客先常駐プログラマーが身につけにくいスキル

「客先常駐(SES)で何年も働いているのに、市場価値が上がっている気がしない」

そう感じている現役プログラマーは少なくないかもしれません。私自身、メーカーのインフラ系ソフトウェア開発に客先常駐として入っていた時期があり、似たような違和感を抱えていたことがあります。

この記事では、客先常駐プログラマーが構造上どうしても身につけにくい4つのスキルと、現職にいながらでもそれを補っていく方法を、私の体験とAI時代の観点を踏まえて整理します。

なお、客先常駐で現在働いている方を否定する意図はまったくありません。個人の能力や努力ではなく、商流とポジションの構造の話としてお読みください。

客先常駐プログラマーが身につけにくい4つのスキル

結論からお伝えします。客先常駐(下請け・準委任・派遣)の立場では、構造的に下記の4つのスキルを業務経験として積みにくい傾向があります。

ポイント

  1. プロジェクトマネジメント能力
  2. 共通ライブラリ・基盤設計の能力
  3. 新技術(AI・クラウド等)の実務経験
  4. 業務ドメイン知識と要件定義力

特に4つ目の業務ドメイン知識と要件定義力は、AI時代において「AIに代替されにくい力」として相対的に価値が上がっていると感じる領域です。客先常駐の立場でも意識的に取り組めば伸ばせますが、構造的にチャンスが少ないという前提を知っておくと、戦略が立てやすくなります。

 

なぜ身につけにくいのか(構造的な理由)

4つのスキルがなぜ客先常駐の立場では身につきにくいのか、それぞれ理由を解説します。

①プロジェクトマネジメント能力

プロジェクトマネージャー(PM)のポジションは、発注元の正社員が握っていることが多いです。

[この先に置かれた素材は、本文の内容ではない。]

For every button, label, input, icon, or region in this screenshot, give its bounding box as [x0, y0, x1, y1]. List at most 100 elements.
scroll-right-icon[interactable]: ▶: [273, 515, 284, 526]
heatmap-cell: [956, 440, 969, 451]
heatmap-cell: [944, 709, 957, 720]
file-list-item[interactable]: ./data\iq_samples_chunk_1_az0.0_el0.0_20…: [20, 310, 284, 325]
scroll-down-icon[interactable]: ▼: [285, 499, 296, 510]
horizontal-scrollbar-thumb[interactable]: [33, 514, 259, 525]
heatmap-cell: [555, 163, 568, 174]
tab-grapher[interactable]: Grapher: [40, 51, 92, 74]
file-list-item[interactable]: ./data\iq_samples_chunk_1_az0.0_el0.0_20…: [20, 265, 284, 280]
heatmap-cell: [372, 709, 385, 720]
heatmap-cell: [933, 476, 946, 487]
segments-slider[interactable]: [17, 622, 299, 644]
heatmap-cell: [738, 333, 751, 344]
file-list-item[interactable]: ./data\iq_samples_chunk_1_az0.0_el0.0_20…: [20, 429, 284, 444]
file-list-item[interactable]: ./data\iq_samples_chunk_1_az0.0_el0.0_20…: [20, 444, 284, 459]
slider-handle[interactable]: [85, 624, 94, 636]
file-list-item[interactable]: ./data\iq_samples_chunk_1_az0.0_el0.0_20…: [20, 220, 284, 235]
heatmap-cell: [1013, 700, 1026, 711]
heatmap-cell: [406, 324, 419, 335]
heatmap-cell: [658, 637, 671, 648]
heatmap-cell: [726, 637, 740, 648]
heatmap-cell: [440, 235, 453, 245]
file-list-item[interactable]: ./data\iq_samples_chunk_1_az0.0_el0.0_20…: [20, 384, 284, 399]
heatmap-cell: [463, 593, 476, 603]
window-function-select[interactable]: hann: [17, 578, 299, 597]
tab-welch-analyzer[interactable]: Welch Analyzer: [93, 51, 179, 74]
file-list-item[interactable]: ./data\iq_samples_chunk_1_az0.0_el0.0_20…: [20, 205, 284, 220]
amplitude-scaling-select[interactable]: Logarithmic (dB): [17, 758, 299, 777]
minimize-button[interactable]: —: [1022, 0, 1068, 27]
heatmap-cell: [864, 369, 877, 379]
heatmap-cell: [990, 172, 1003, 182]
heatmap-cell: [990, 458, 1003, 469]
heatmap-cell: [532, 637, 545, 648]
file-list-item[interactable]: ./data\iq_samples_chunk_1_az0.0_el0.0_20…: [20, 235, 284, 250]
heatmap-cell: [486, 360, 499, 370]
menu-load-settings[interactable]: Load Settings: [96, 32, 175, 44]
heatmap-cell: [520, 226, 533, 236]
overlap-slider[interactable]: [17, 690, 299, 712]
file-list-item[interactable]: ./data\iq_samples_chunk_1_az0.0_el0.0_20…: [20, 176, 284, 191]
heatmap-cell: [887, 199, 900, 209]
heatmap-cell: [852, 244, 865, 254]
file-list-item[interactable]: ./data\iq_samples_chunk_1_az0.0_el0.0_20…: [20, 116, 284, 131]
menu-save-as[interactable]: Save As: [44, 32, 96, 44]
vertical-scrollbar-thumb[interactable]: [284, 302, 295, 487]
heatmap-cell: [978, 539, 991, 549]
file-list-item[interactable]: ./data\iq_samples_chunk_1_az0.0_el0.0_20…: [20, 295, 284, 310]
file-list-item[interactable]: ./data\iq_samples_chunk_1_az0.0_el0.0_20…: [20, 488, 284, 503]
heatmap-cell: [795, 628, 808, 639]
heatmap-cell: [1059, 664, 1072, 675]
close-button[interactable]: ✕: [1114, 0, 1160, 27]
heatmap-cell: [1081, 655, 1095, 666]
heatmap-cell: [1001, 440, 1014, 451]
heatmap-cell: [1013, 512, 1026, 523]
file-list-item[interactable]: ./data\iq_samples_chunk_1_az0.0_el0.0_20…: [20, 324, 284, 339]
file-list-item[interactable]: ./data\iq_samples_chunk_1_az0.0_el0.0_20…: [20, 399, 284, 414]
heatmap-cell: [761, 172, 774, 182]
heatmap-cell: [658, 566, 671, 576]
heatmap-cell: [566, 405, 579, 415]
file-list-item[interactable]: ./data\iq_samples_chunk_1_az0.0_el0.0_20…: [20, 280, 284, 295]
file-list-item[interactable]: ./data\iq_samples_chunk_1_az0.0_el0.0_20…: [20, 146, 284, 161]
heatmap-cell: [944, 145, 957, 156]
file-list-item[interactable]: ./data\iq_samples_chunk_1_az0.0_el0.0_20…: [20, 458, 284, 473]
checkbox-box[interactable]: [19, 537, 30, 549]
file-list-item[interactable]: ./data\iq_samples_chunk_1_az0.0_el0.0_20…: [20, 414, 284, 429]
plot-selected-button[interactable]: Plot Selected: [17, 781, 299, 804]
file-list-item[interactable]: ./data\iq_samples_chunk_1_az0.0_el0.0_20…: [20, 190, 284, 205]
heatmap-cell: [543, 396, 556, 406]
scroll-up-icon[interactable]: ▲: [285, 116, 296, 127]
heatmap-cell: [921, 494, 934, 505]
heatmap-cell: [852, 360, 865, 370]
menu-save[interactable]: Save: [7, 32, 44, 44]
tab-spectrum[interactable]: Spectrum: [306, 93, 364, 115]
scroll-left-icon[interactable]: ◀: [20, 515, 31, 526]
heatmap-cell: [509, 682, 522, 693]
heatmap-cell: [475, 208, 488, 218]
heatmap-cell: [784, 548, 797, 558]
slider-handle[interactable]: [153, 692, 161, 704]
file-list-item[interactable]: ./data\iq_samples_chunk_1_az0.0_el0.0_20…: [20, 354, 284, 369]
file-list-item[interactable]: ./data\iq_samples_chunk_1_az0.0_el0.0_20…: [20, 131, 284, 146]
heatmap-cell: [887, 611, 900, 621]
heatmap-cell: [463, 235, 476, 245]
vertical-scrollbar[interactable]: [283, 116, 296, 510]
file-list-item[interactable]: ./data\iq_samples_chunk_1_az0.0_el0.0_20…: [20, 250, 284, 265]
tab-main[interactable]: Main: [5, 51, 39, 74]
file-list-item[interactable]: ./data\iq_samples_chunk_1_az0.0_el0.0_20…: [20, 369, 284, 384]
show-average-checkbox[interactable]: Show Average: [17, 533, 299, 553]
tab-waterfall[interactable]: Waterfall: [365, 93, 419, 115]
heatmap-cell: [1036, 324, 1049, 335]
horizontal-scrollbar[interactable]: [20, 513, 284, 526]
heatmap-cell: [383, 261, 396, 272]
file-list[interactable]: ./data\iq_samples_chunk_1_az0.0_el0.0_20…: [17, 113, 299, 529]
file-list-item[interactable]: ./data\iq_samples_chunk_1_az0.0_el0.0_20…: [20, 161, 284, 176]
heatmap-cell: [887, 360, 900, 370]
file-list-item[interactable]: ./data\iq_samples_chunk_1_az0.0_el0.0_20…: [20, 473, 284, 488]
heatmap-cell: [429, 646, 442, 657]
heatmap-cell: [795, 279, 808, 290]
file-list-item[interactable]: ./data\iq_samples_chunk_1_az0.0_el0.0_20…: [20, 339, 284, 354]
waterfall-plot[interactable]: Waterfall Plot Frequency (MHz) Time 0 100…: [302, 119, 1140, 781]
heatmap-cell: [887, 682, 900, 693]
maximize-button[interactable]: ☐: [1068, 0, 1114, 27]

大手SIerのように自社で受託案件をまるごと請け負う立場であれば、自社内でPMを立てるので、若手のうちからPMアシスタント→サブPM→PMとステップアップしていくキャリアパスがあります。

しかし客先常駐の場合、お客様(発注元)のソフトウェア開発の「お手伝い」という位置づけになりやすく、よほど特殊な事情がない限り、PMのような中核ポジションは任されにくいです。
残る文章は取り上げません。